ReplyDeleteThe big "problem" with the current system is just that the RPI has fundamental flaws that can be gamed by scheduling, which systematically favors programs with scheduling power. So if you rely on RPI (as the NCAA does) you are systematically favoring programs with scheduling power. That is really a difference in kind than the argument of "should we select the best teams or the most accomplished teams"? It's just not fair.
I think it's telling that the counter-argument you make about how MOV considerations can be "gamed" is basically that teams will try to win by more and lose by less. There may be very very extreme examples when those goals aren't completely overlapping with the goal of winning of the game, but in 99.99999999999999% of situations, the best way to accomplish the uber goal of winning the game is to try to score as many points as you can and try to make your opponent score as few points as it can. This is very far removed from "try to schedule teams that will win a lot of games in their shitty conference to come play you at your place where they have almost no chance of winning and avoid road games against mid-majors" -- which not only has nothing to do with basketball, but actively makes the sport worse in my opinion.
So far I've been accepting your premise that the committee is considering going to something that actively encourages increased margin of victory.

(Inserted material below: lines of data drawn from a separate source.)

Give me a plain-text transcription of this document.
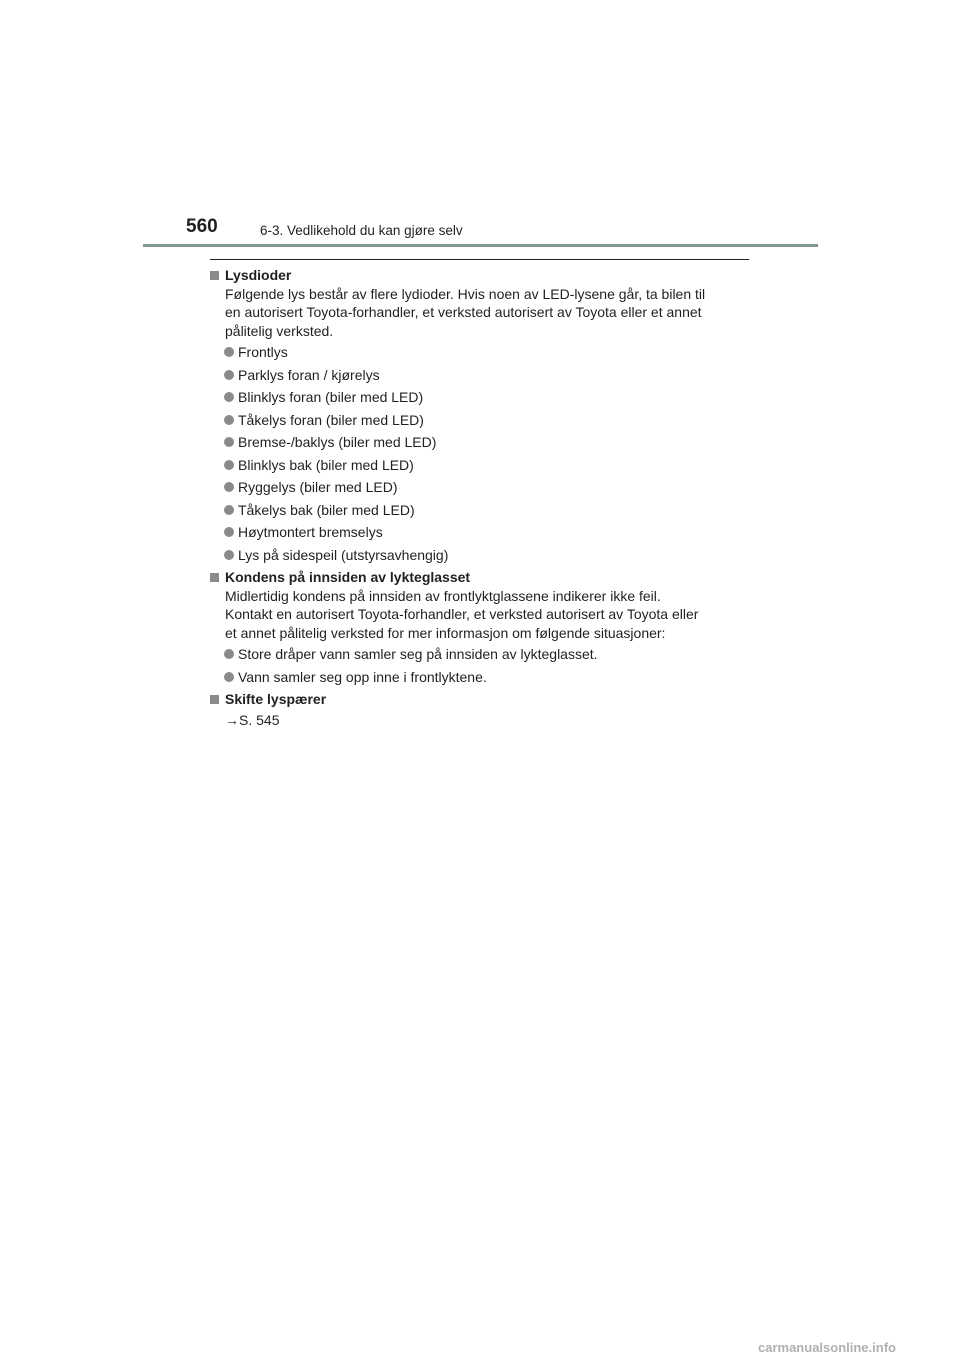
560	6-3. Vedlikehold du kan gjøre selv

Lysdioder

Følgende lys består av flere lydioder. Hvis noen av LED-lysene går, ta bilen til
en autorisert Toyota-forhandler, et verksted autorisert av Toyota eller et annet
pålitelig verksted.

Frontlys
Parklys foran / kjørelys
Blinklys foran (biler med LED)
Tåkelys foran (biler med LED)
Bremse-/baklys (biler med LED)
Blinklys bak (biler med LED)
Ryggelys (biler med LED)
Tåkelys bak (biler med LED)
Høytmontert bremselys
Lys på sidespeil (utstyrsavhengig)

Kondens på innsiden av lykteglasset

Midlertidig kondens på innsiden av frontlyktglassene indikerer ikke feil.
Kontakt en autorisert Toyota-forhandler, et verksted autorisert av Toyota eller
et annet pålitelig verksted for mer informasjon om følgende situasjoner:

Store dråper vann samler seg på innsiden av lykteglasset.
Vann samler seg opp inne i frontlyktene.

Skifte lyspærer

→S. 545

carmanualsonline.info
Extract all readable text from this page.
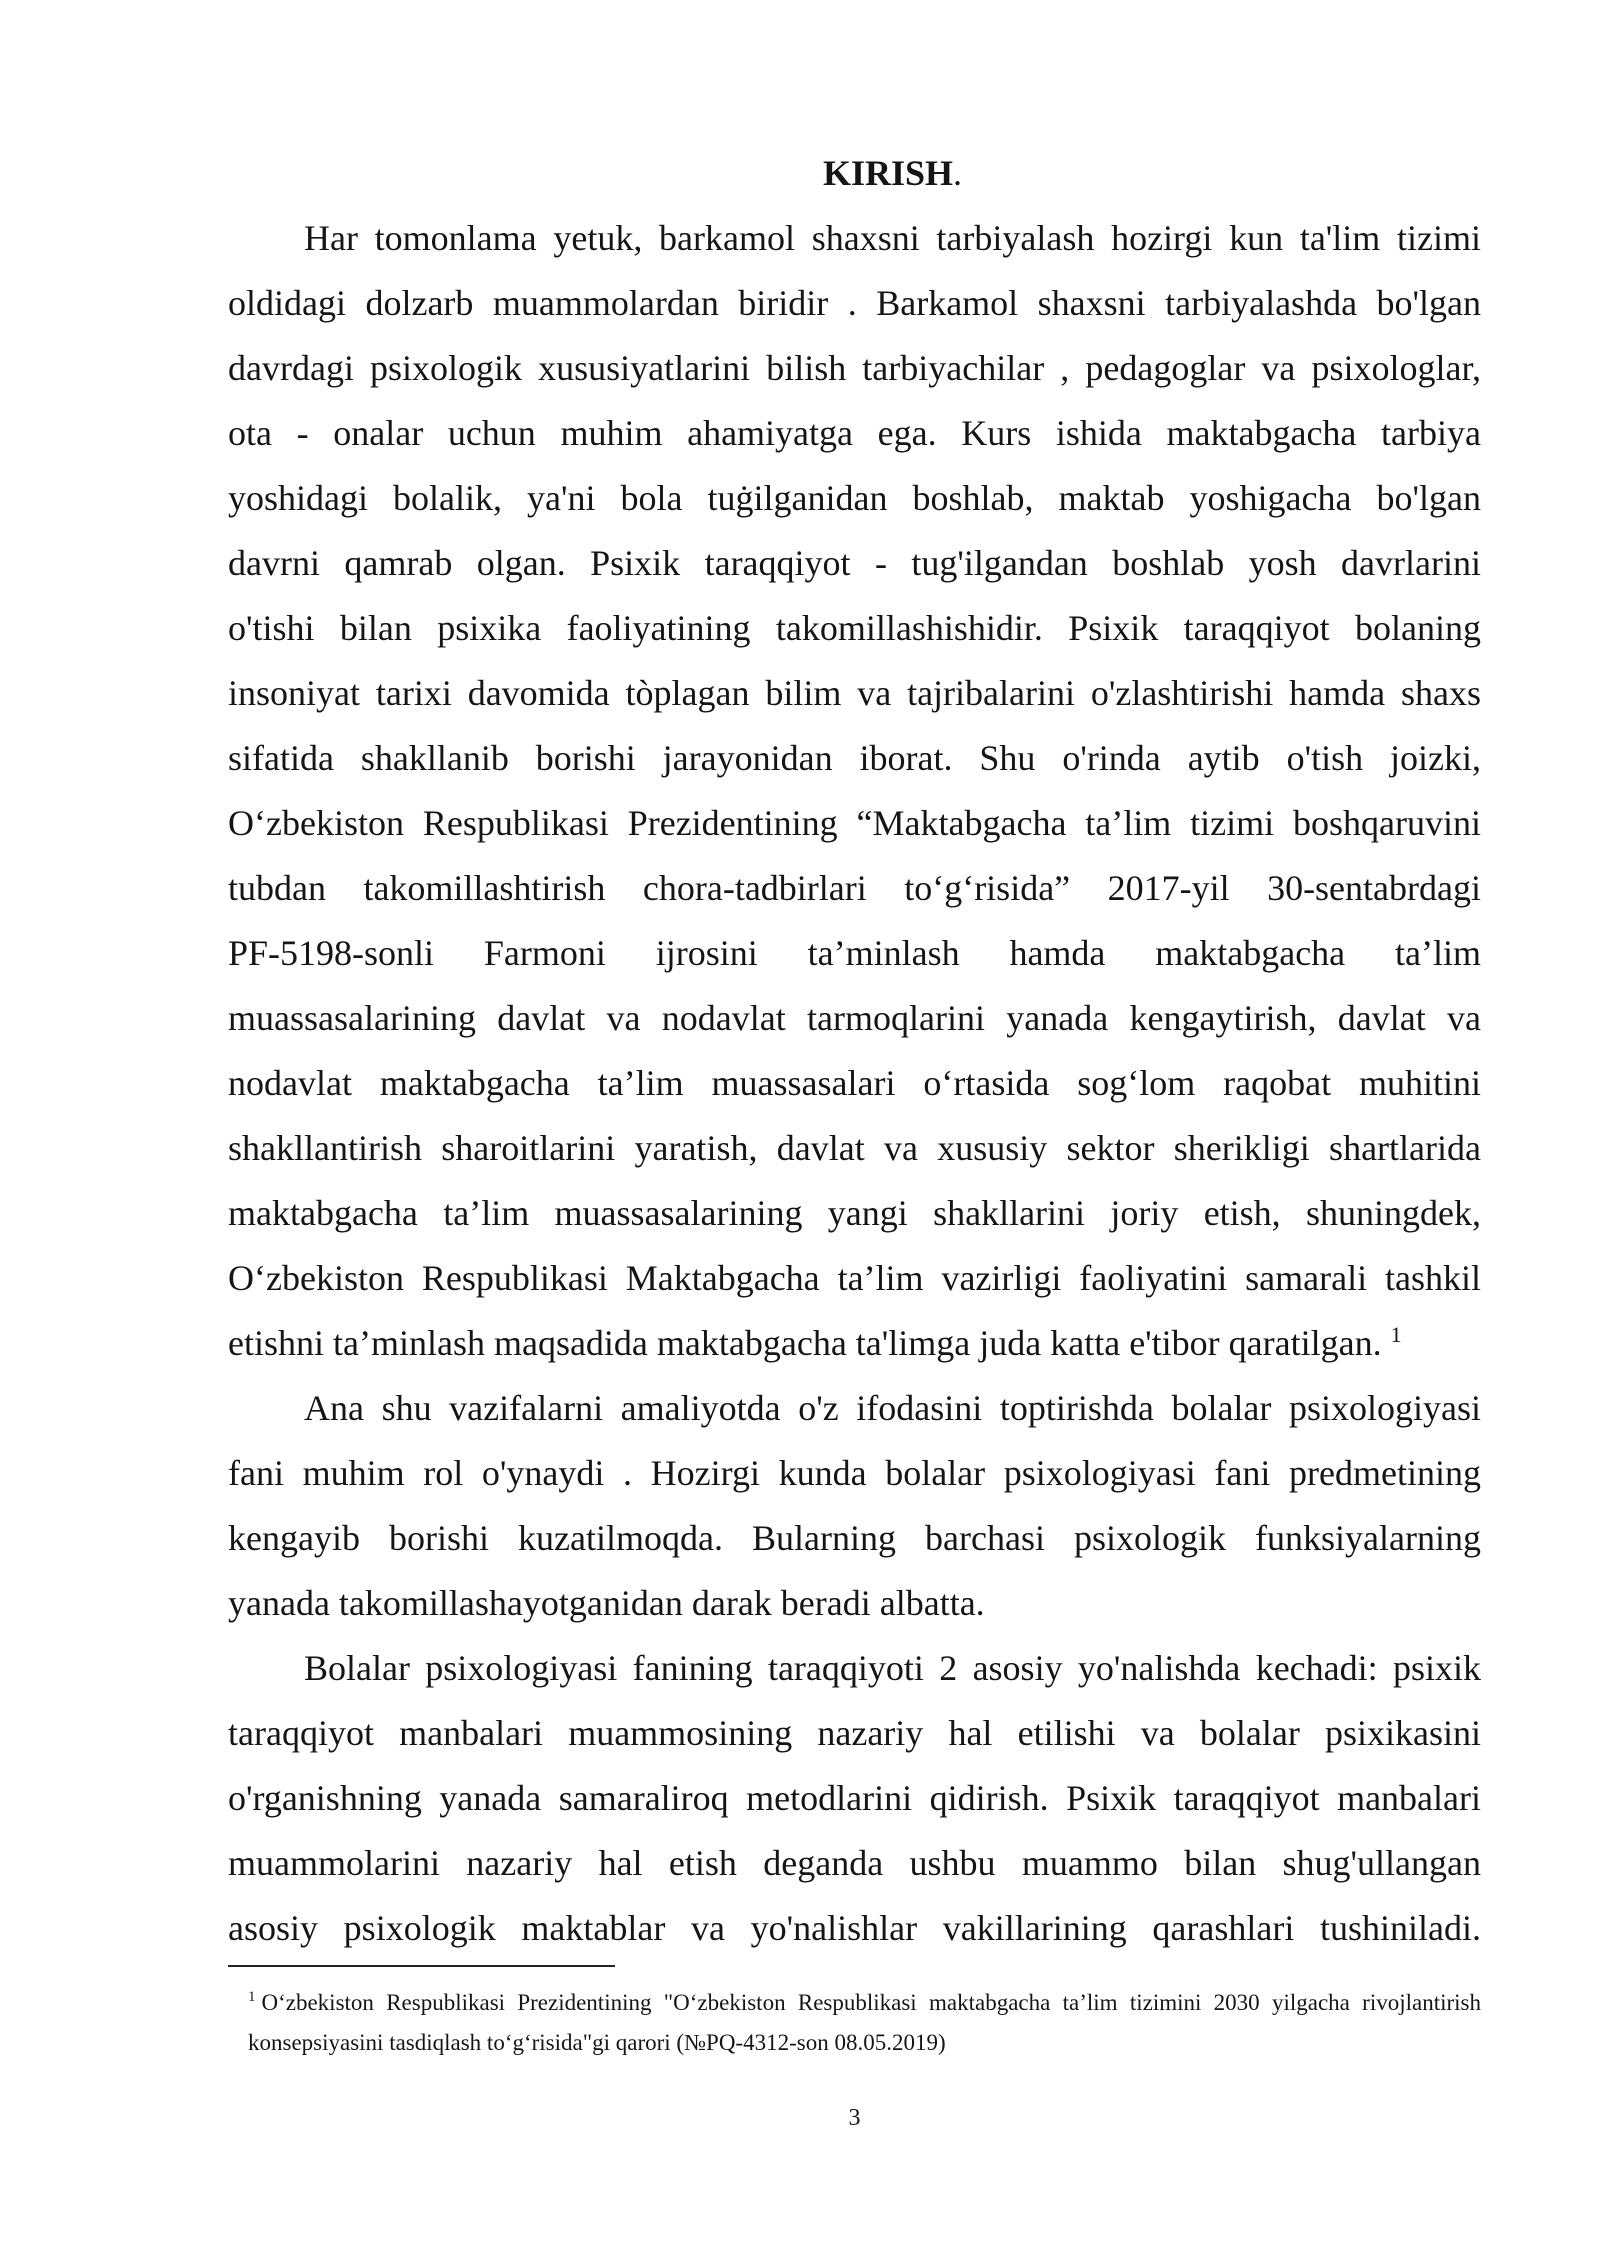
KIRISH.
Har tomonlama yetuk, barkamol shaxsni tarbiyalash hozirgi kun ta'lim tizimi
oldidagi dolzarb muammolardan biridir . Barkamol shaxsni tarbiyalashda bo'lgan
davrdagi psixologik xususiyatlarini bilish tarbiyachilar , pedagoglar va psixologlar,
ota - onalar uchun muhim ahamiyatga ega. Kurs ishida maktabgacha tarbiya
yoshidagi bolalik, ya'ni bola tuġilganidan boshlab, maktab yoshigacha bo'lgan
davrni qamrab olgan. Psixik taraqqiyot - tug'ilgandan boshlab yosh davrlarini
o'tishi bilan psixika faoliyatining takomillashishidir. Psixik taraqqiyot bolaning
insoniyat tarixi davomida tòplagan bilim va tajribalarini o'zlashtirishi hamda shaxs
sifatida shakllanib borishi jarayonidan iborat. Shu o'rinda aytib o'tish joizki,
O‘zbekiston Respublikasi Prezidentining “Maktabgacha ta’lim tizimi boshqaruvini
tubdan takomillashtirish chora-tadbirlari to‘g‘risida” 2017-yil 30-sentabrdagi
PF-5198-sonli Farmoni ijrosini ta’minlash hamda maktabgacha ta’lim
muassasalarining davlat va nodavlat tarmoqlarini yanada kengaytirish, davlat va
nodavlat maktabgacha ta’lim muassasalari o‘rtasida sog‘lom raqobat muhitini
shakllantirish sharoitlarini yaratish, davlat va xususiy sektor sherikligi shartlarida
maktabgacha ta’lim muassasalarining yangi shakllarini joriy etish, shuningdek,
O‘zbekiston Respublikasi Maktabgacha ta’lim vazirligi faoliyatini samarali tashkil
etishni ta’minlash maqsadida maktabgacha ta'limga juda katta e'tibor qaratilgan. $^1$
Ana shu vazifalarni amaliyotda o'z ifodasini toptirishda bolalar psixologiyasi
fani muhim rol o'ynaydi . Hozirgi kunda bolalar psixologiyasi fani predmetining
kengayib borishi kuzatilmoqda. Bularning barchasi psixologik funksiyalarning
yanada takomillashayotganidan darak beradi albatta.
Bolalar psixologiyasi fanining taraqqiyoti 2 asosiy yo'nalishda kechadi: psixik
taraqqiyot manbalari muammosining nazariy hal etilishi va bolalar psixikasini
o'rganishning yanada samaraliroq metodlarini qidirish. Psixik taraqqiyot manbalari
muammolarini nazariy hal etish deganda ushbu muammo bilan shug'ullangan
asosiy psixologik maktablar va yo'nalishlar vakillarining qarashlari tushiniladi.
$^1$ O‘zbekiston Respublikasi Prezidentining "O‘zbekiston Respublikasi maktabgacha ta’lim tizimini 2030 yilgacha rivojlantirish
konsepsiyasini tasdiqlash to‘g‘risida"gi qarori (№PQ-4312-son 08.05.2019)
3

But there is zero chance of that actually happening. That's why in my post I recommended something like WAB or strength of record, which provides absolutely zero incentive to run up scores. (In WAB, if you run up the score all that does is make your opponent seem like a marginally worse team, which on the margin decreases the value of that victory.)
The ultimate fact is that ANYTHING would be better than RPI, which is a terrible rating system almost by design. A full 75% of your RPI rating is essentially predetermined the day the schedules come out, and that 75% of the RPI doesn't even attempt to account for the existence of home-court advantage!
In the end I agree that the tournament is okay even with the terrible RPI, mainly because everyone is involved knows how terrible the RPI is and therefore they don't even pretend that it's a reliable indicator of team quality (thus their use of "buckets" -- top 50, top 100 -- on the theory that it is maybe okay to use RPI +/- 25 ranking spots). It could really be improved, though, or at least the selection process could be a lot more rational and less crazymaking if they switched to a non-terrible metric as the basis for all their decisions.